Quantitative comparisons were performed based on spectral count data. The five LC-MS/MS technical replicates of each sample were combined into one file to increase the number of protein IDs per cell state and the reproducibility of their detection in biological replicates. The protein counts were normalized based on the average spectral count data of all cell states. One spectral count was added after normalization to each protein to compensate for missing values. Comparisons between cancerous (MCF7, SKBR3) and non-cancerous (MCF10) cell states were performed by using log2-transformed values of protein spectral counts, and applying a Student t-test to select individual proteins for the up/down-regulated panels (two-sample comparisons, two-tailed/unpaired test, n1 = 3, n2 = 3, α/2 = 0.1, assumption of normally distributed mean protein abundance values with equal variances for the population of cancerous and non-cancerous cells).

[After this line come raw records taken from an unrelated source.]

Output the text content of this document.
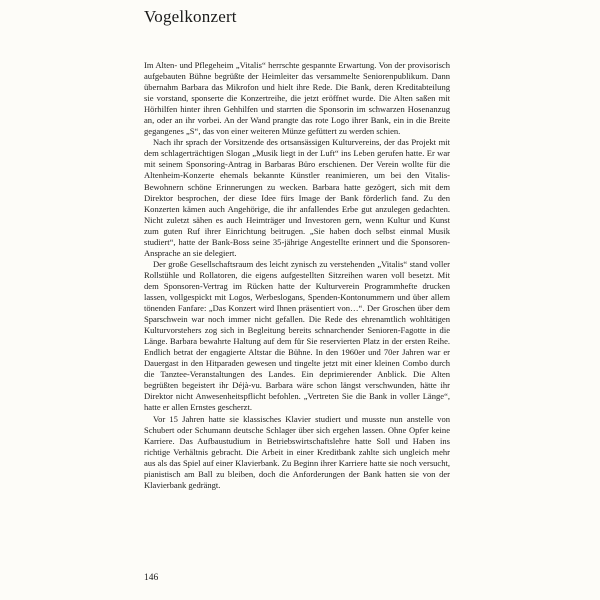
Vogelkonzert

Im Alten- und Pflegeheim „Vitalis“ herrschte gespannte Erwartung. Von der provisorisch aufgebauten Bühne begrüßte der Heimleiter das versammelte Seniorenpublikum. Dann übernahm Barbara das Mikrofon und hielt ihre Rede. Die Bank, deren Kreditabteilung sie vorstand, sponserte die Konzertreihe, die jetzt eröffnet wurde. Die Alten saßen mit Hörhilfen hinter ihren Gehhilfen und starrten die Sponsorin im schwarzen Hosenanzug an, oder an ihr vorbei. An der Wand prangte das rote Logo ihrer Bank, ein in die Breite gegangenes „S“, das von einer weiteren Münze gefüttert zu werden schien.

Nach ihr sprach der Vorsitzende des ortsansässigen Kulturvereins, der das Projekt mit dem schlagerträchtigen Slogan „Musik liegt in der Luft“ ins Leben gerufen hatte. Er war mit seinem Sponsoring-Antrag in Barbaras Büro erschienen. Der Verein wollte für die Altenheim-Konzerte ehemals bekannte Künstler reanimieren, um bei den Vitalis-Bewohnern schöne Erinnerungen zu wecken. Barbara hatte gezögert, sich mit dem Direktor besprochen, der diese Idee fürs Image der Bank förderlich fand. Zu den Konzerten kämen auch Angehörige, die ihr anfallendes Erbe gut anzulegen gedachten. Nicht zuletzt sähen es auch Heimträger und Investoren gern, wenn Kultur und Kunst zum guten Ruf ihrer Einrichtung beitrugen. „Sie haben doch selbst einmal Musik studiert“, hatte der Bank-Boss seine 35-jährige Angestellte erinnert und die Sponsoren-Ansprache an sie delegiert.

Der große Gesellschaftsraum des leicht zynisch zu verstehenden „Vitalis“ stand voller Rollstühle und Rollatoren, die eigens aufgestellten Sitzreihen waren voll besetzt. Mit dem Sponsoren-Vertrag im Rücken hatte der Kulturverein Programmhefte drucken lassen, vollgespickt mit Logos, Werbeslogans, Spenden-Kontonummern und über allem tönenden Fanfare: „Das Konzert wird Ihnen präsentiert von…“. Der Groschen über dem Sparschwein war noch immer nicht gefallen. Die Rede des ehrenamtlich wohltätigen Kulturvorstehers zog sich in Begleitung bereits schnarchender Senioren-Fagotte in die Länge. Barbara bewahrte Haltung auf dem für Sie reservierten Platz in der ersten Reihe. Endlich betrat der engagierte Altstar die Bühne. In den 1960er und 70er Jahren war er Dauergast in den Hitparaden gewesen und tingelte jetzt mit einer kleinen Combo durch die Tanztee-Veranstaltungen des Landes. Ein deprimierender Anblick. Die Alten begrüßten begeistert ihr Déjà-vu. Barbara wäre schon längst verschwunden, hätte ihr Direktor nicht Anwesenheitspflicht befohlen. „Vertreten Sie die Bank in voller Länge“, hatte er allen Ernstes gescherzt.

Vor 15 Jahren hatte sie klassisches Klavier studiert und musste nun anstelle von Schubert oder Schumann deutsche Schlager über sich ergehen lassen. Ohne Opfer keine Karriere. Das Aufbaustudium in Betriebswirtschaftslehre hatte Soll und Haben ins richtige Verhältnis gebracht. Die Arbeit in einer Kreditbank zahlte sich ungleich mehr aus als das Spiel auf einer Klavierbank. Zu Beginn ihrer Karriere hatte sie noch versucht, pianistisch am Ball zu bleiben, doch die Anforderungen der Bank hatten sie von der Klavierbank gedrängt.

146
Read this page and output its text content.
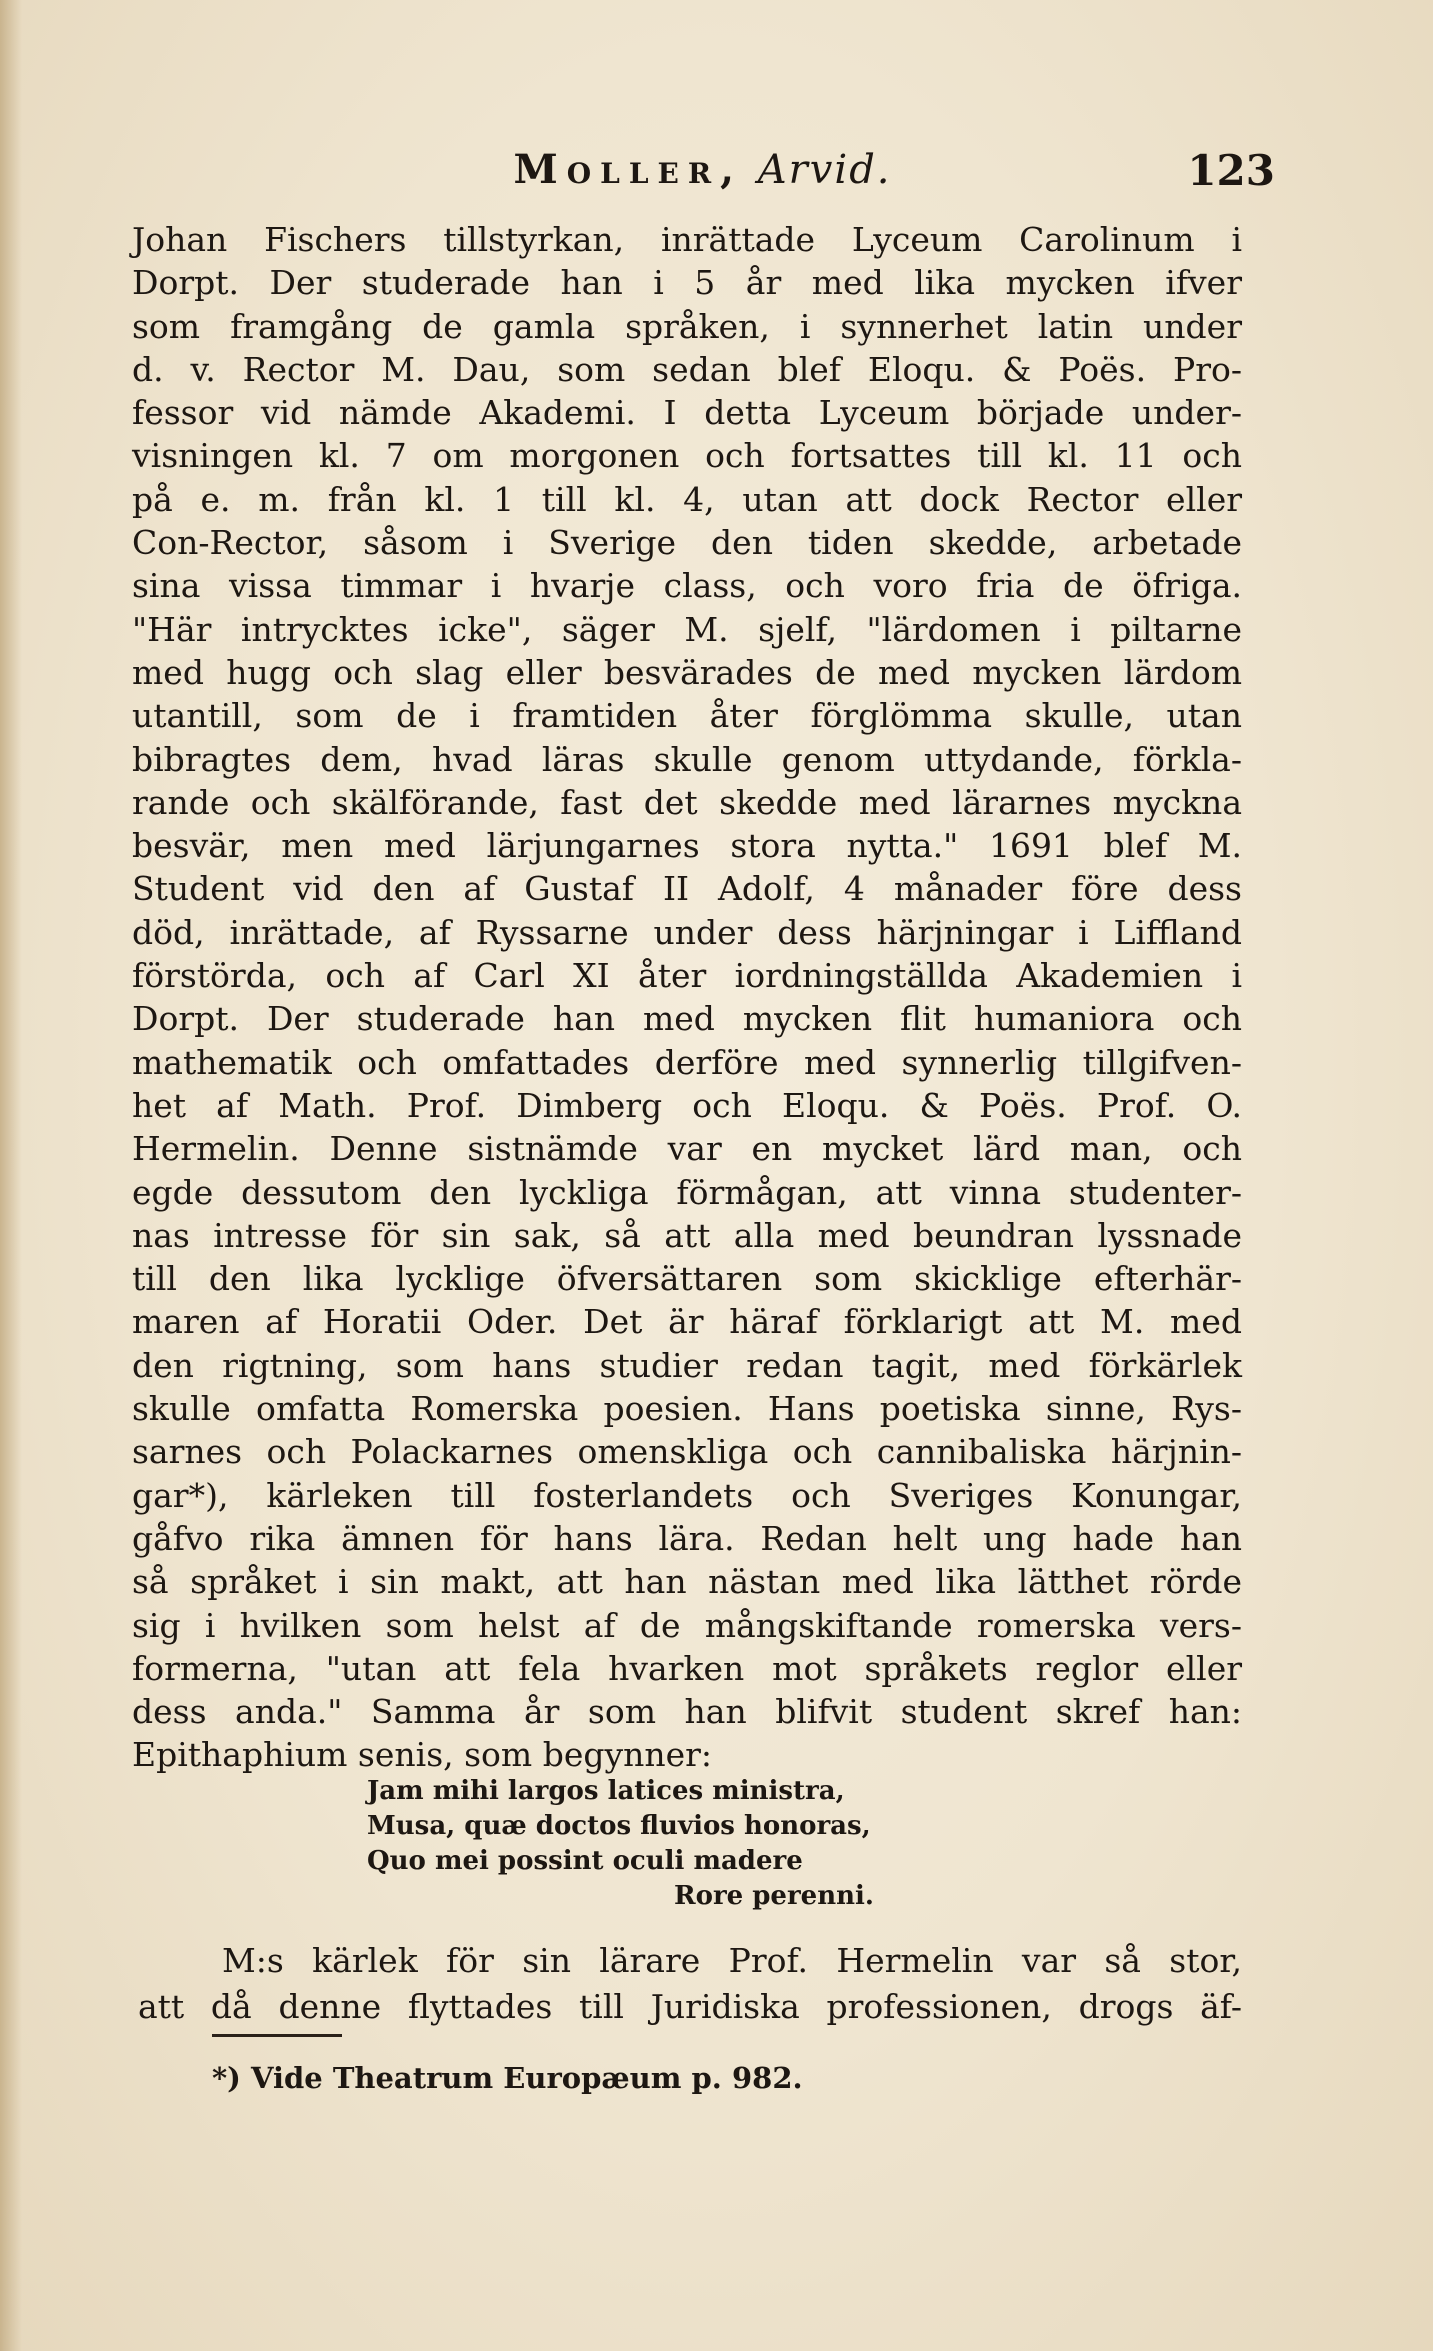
Moller, Arvid.	123
Johan Fischers tillstyrkan, inrättade Lyceum Carolinum i
Dorpt. Der studerade han i 5 år med lika mycken ifver
som framgång de gamla språken, i synnerhet latin under
d. v. Rector M. Dau, som sedan blef Eloqu. & Poës. Pro-
fessor vid nämde Akademi. I detta Lyceum började under-
visningen kl. 7 om morgonen och fortsattes till kl. 11 och
på e. m. från kl. 1 till kl. 4, utan att dock Rector eller
Con-Rector, såsom i Sverige den tiden skedde, arbetade
sina vissa timmar i hvarje class, och voro fria de öfriga.
"Här intrycktes icke", säger M. sjelf, "lärdomen i piltarne
med hugg och slag eller besvärades de med mycken lärdom
utantill, som de i framtiden åter förglömma skulle, utan
bibragtes dem, hvad läras skulle genom uttydande, förkla-
rande och skälförande, fast det skedde med lärarnes myckna
besvär, men med lärjungarnes stora nytta." 1691 blef M.
Student vid den af Gustaf II Adolf, 4 månader före dess
död, inrättade, af Ryssarne under dess härjningar i Liffland
förstörda, och af Carl XI åter iordningställda Akademien i
Dorpt. Der studerade han med mycken flit humaniora och
mathematik och omfattades derföre med synnerlig tillgifven-
het af Math. Prof. Dimberg och Eloqu. & Poës. Prof. O.
Hermelin. Denne sistnämde var en mycket lärd man, och
egde dessutom den lyckliga förmågan, att vinna studenter-
nas intresse för sin sak, så att alla med beundran lyssnade
till den lika lycklige öfversättaren som skicklige efterhär-
maren af Horatii Oder. Det är häraf förklarigt att M. med
den rigtning, som hans studier redan tagit, med förkärlek
skulle omfatta Romerska poesien. Hans poetiska sinne, Rys-
sarnes och Polackarnes omenskliga och cannibaliska härjnin-
gar*), kärleken till fosterlandets och Sveriges Konungar,
gåfvo rika ämnen för hans lära. Redan helt ung hade han
så språket i sin makt, att han nästan med lika lätthet rörde
sig i hvilken som helst af de mångskiftande romerska vers-
formerna, "utan att fela hvarken mot språkets reglor eller
dess anda." Samma år som han blifvit student skref han:
Epithaphium senis, som begynner:
Jam mihi largos latices ministra,
Musa, quæ doctos fluvios honoras,
Quo mei possint oculi madere
Rore perenni.
M:s kärlek för sin lärare Prof. Hermelin var så stor,
att då denne flyttades till Juridiska professionen, drogs äf-
*) Vide Theatrum Europæum p. 982.
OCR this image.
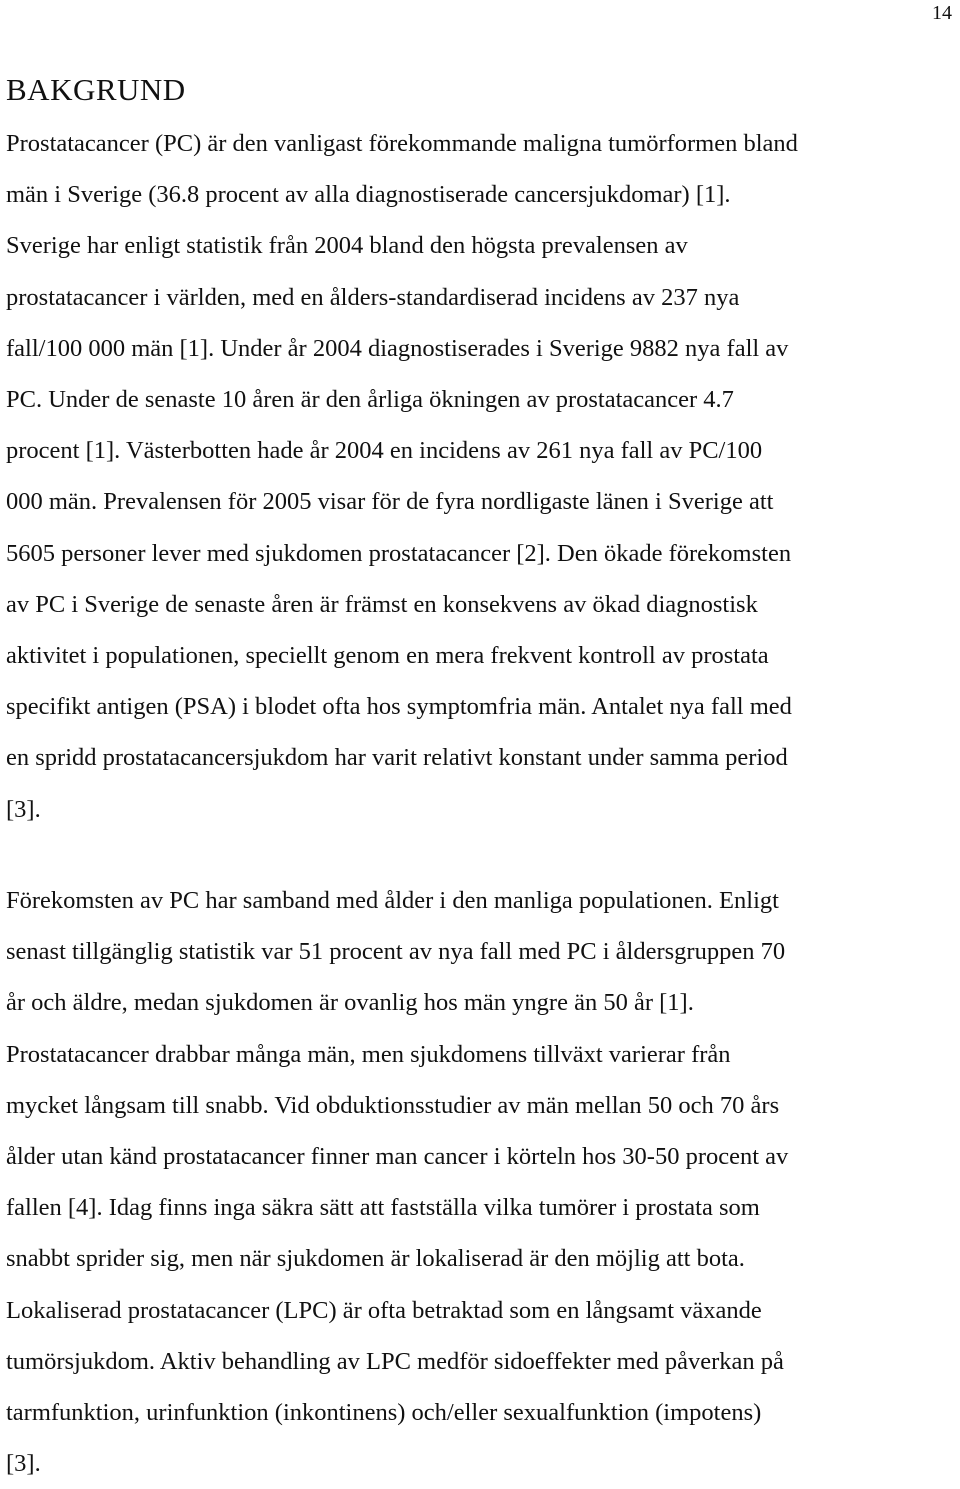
14
BAKGRUND

Prostatacancer (PC) är den vanligast förekommande maligna tumörformen bland
män i Sverige (36.8 procent av alla diagnostiserade cancersjukdomar) [1].
Sverige har enligt statistik från 2004 bland den högsta prevalensen av
prostatacancer i världen, med en ålders-standardiserad incidens av 237 nya
fall/100 000 män [1]. Under år 2004 diagnostiserades i Sverige 9882 nya fall av
PC. Under de senaste 10 åren är den årliga ökningen av prostatacancer 4.7
procent [1]. Västerbotten hade år 2004 en incidens av 261 nya fall av PC/100
000 män. Prevalensen för 2005 visar för de fyra nordligaste länen i Sverige att
5605 personer lever med sjukdomen prostatacancer [2]. Den ökade förekomsten
av PC i Sverige de senaste åren är främst en konsekvens av ökad diagnostisk
aktivitet i populationen, speciellt genom en mera frekvent kontroll av prostata
specifikt antigen (PSA) i blodet ofta hos symptomfria män. Antalet nya fall med
en spridd prostatacancersjukdom har varit relativt konstant under samma period
[3].

Förekomsten av PC har samband med ålder i den manliga populationen. Enligt
senast tillgänglig statistik var 51 procent av nya fall med PC i åldersgruppen 70
år och äldre, medan sjukdomen är ovanlig hos män yngre än 50 år [1].
Prostatacancer drabbar många män, men sjukdomens tillväxt varierar från
mycket långsam till snabb. Vid obduktionsstudier av män mellan 50 och 70 års
ålder utan känd prostatacancer finner man cancer i körteln hos 30-50 procent av
fallen [4]. Idag finns inga säkra sätt att fastställa vilka tumörer i prostata som
snabbt sprider sig, men när sjukdomen är lokaliserad är den möjlig att bota.
Lokaliserad prostatacancer (LPC) är ofta betraktad som en långsamt växande
tumörsjukdom. Aktiv behandling av LPC medför sidoeffekter med påverkan på
tarmfunktion, urinfunktion (inkontinens) och/eller sexualfunktion (impotens)
[3].
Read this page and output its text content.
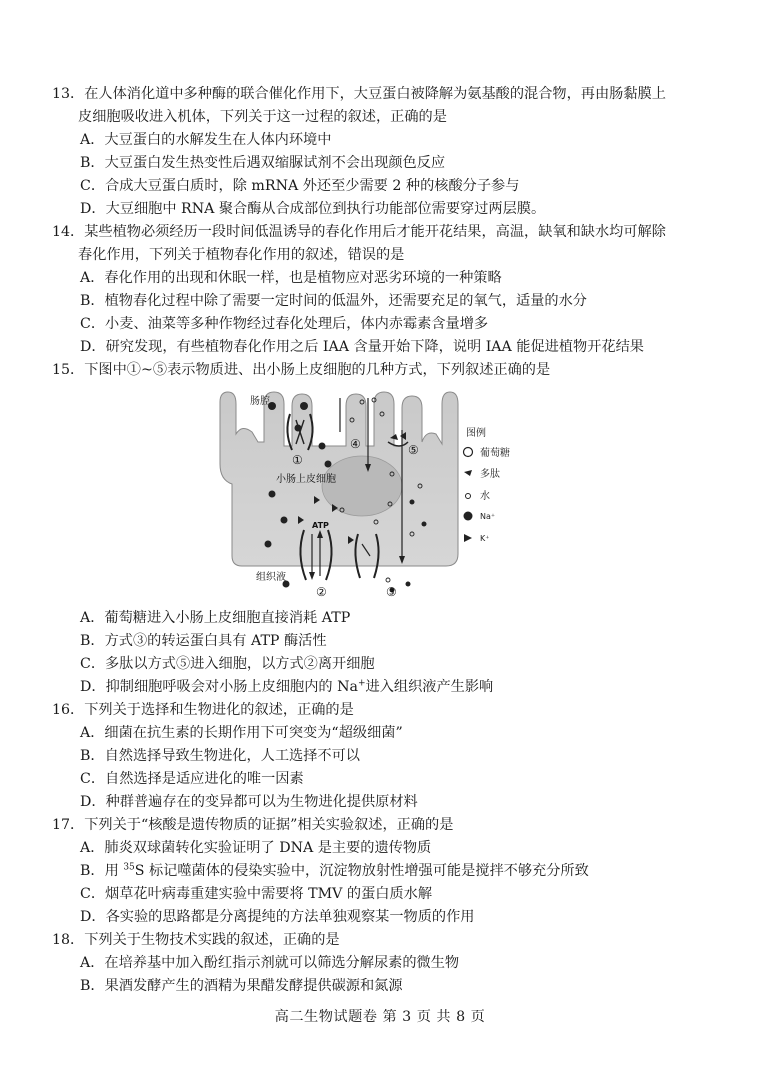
13．在人体消化道中多种酶的联合催化作用下，大豆蛋白被降解为氨基酸的混合物，再由肠黏膜上
皮细胞吸收进入机体，下列关于这一过程的叙述，正确的是
A．大豆蛋白的水解发生在人体内环境中
B．大豆蛋白发生热变性后遇双缩脲试剂不会出现颜色反应
C．合成大豆蛋白质时，除 mRNA 外还至少需要 2 种的核酸分子参与
D．大豆细胞中 RNA 聚合酶从合成部位到执行功能部位需要穿过两层膜。
14．某些植物必须经历一段时间低温诱导的春化作用后才能开花结果，高温，缺氧和缺水均可解除
春化作用，下列关于植物春化作用的叙述，错误的是
A．春化作用的出现和休眠一样，也是植物应对恶劣环境的一种策略
B．植物春化过程中除了需要一定时间的低温外，还需要充足的氧气，适量的水分
C．小麦、油菜等多种作物经过春化处理后，体内赤霉素含量增多
D．研究发现，有些植物春化作用之后 IAA 含量开始下降，说明 IAA 能促进植物开花结果
15．下图中①~⑤表示物质进、出小肠上皮细胞的几种方式，下列叙述正确的是
肠腔
小肠上皮细胞
组织液
ATP
①
②	③
④	⑤
图例
葡萄糖
多肽
水
Na⁺
K⁺
A．葡萄糖进入小肠上皮细胞直接消耗 ATP
B．方式③的转运蛋白具有 ATP 酶活性
C．多肽以方式⑤进入细胞，以方式②离开细胞
D．抑制细胞呼吸会对小肠上皮细胞内的 Na+进入组织液产生影响
16．下列关于选择和生物进化的叙述，正确的是
A．细菌在抗生素的长期作用下可突变为“超级细菌”
B．自然选择导致生物进化，人工选择不可以
C．自然选择是适应进化的唯一因素
D．种群普遍存在的变异都可以为生物进化提供原材料
17．下列关于“核酸是遗传物质的证据”相关实验叙述，正确的是
A．肺炎双球菌转化实验证明了 DNA 是主要的遗传物质
B．用 $^{35}$S 标记噬菌体的侵染实验中，沉淀物放射性增强可能是搅拌不够充分所致
C．烟草花叶病毒重建实验中需要将 TMV 的蛋白质水解
D．各实验的思路都是分离提纯的方法单独观察某一物质的作用
18．下列关于生物技术实践的叙述，正确的是
A．在培养基中加入酚红指示剂就可以筛选分解尿素的微生物
B．果酒发酵产生的酒精为果醋发酵提供碳源和氮源
高二生物试题卷 第 3 页 共 8 页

Bioinformatics data analysis

Protein annotations, enrichment, and functional analysis were performed with DAVID 6.8, by using a Homo sapiens background, with the thresholds set to count 2 and EASE score 0.1. PPI networks were explored with STRING 8.3, having the interaction score confidence set to medium/high. Maximum five interaction sources (1st shell) are shown in each figure (i.e., textmining, experiments, databases, co-expression, neighborhood, gene fusion, and co-occurrence). Color-coding of functionally-related clusters was performed manually. Heat maps were produced in Excel, based on log2(FC) in spectral counts comparisons between cancerous and non-cancerous cell states. Circos plots were generated with standard parameters provided by the developer52.

Data availability

The data analyzed in this study are included in the Supplementary Information files. Raw files are available from the corresponding author per reasonable request.